Imagens, sorrisos travestidos de dor, mãos cinzentas na penumbra como se o laço de porcelana que trazias na cabeça, hoje eternamente doentio, sobrevivesse ao cataclismo dos morcegos que alimentam a noite com pequenas migalhas de sangue, alguns répteis e outras tantas telas prontíssimas como o destino da fogueira, flores, lápis de cor, pastel misturado com suor, o teu corpo permanece dilacerante como a dança dos arbustos na despedida com a ajuda dos sorrisos construídos nas horas de vazio, o contador mergulha no horário e pára quando entras em casa, e percebo que o teu olhar fulmina qualquer ser vivo,
também eu, sinto-me vivo, ou não?

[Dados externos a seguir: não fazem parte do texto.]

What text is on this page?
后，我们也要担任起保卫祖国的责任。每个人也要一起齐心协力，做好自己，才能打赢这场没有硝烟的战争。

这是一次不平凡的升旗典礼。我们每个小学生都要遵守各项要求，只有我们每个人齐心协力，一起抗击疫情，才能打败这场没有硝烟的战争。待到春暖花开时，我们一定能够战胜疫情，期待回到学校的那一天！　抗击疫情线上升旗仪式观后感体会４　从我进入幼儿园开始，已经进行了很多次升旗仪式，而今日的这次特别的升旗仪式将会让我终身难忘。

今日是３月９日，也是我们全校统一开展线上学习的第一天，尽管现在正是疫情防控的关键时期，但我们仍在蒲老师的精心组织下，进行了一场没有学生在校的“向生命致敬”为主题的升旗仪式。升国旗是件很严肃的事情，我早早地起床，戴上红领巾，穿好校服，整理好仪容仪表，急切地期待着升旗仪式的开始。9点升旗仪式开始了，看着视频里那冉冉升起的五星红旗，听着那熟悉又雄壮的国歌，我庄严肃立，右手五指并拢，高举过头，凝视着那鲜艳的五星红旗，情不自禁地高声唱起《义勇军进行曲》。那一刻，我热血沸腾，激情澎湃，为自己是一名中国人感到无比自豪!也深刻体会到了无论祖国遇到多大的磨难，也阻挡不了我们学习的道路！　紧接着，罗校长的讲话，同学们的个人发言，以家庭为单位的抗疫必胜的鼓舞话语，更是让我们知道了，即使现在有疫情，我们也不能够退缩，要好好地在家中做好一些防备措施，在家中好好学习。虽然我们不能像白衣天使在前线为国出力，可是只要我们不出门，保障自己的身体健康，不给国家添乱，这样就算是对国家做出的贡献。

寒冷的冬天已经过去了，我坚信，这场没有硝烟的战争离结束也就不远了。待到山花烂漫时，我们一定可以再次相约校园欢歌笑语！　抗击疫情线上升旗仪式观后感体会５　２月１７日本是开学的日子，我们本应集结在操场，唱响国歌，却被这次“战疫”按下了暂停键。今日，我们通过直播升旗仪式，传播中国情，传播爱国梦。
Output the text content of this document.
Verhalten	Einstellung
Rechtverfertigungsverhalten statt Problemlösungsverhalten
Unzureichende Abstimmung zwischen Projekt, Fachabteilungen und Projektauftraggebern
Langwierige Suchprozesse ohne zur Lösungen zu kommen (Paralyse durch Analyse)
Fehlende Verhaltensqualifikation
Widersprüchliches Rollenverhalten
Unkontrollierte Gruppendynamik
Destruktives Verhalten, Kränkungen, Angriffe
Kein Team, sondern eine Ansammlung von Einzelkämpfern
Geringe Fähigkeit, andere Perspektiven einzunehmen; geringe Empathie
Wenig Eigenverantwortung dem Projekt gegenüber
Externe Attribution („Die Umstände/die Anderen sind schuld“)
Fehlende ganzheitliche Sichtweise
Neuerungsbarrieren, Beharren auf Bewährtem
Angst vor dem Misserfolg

Também eu adoro sorrisos e beijos de amêndoa recheadas com chocolate, também sonho com noites, inventadas por ti, e acariciadas por mim, também eu
Vivo, preciso de viver, como os peixes do teu aquário, “se tens aquário”, se não tiveres um aquário, peço desculpa pela ofensa, e onde se lê “como os peixes do teu aquário” deve ler-se “como os peixes do teu silêncio ventre”, e amanhã regressará o candeeiro do amor, entre cartas e flores em desenhos, pequenos guardanapos com parvas palavras, mas é isto o amor?
claro que eu percebia pela tua silhueta que um dia deixarias de aparecer junto à lua, percebia-se que um dia deixarias de sorrir, talvez só o tenhas deixado para mim, mas eu percebia tudo isso, excepto...
Porque morrem as fotografias com imagens a preto-e-branco?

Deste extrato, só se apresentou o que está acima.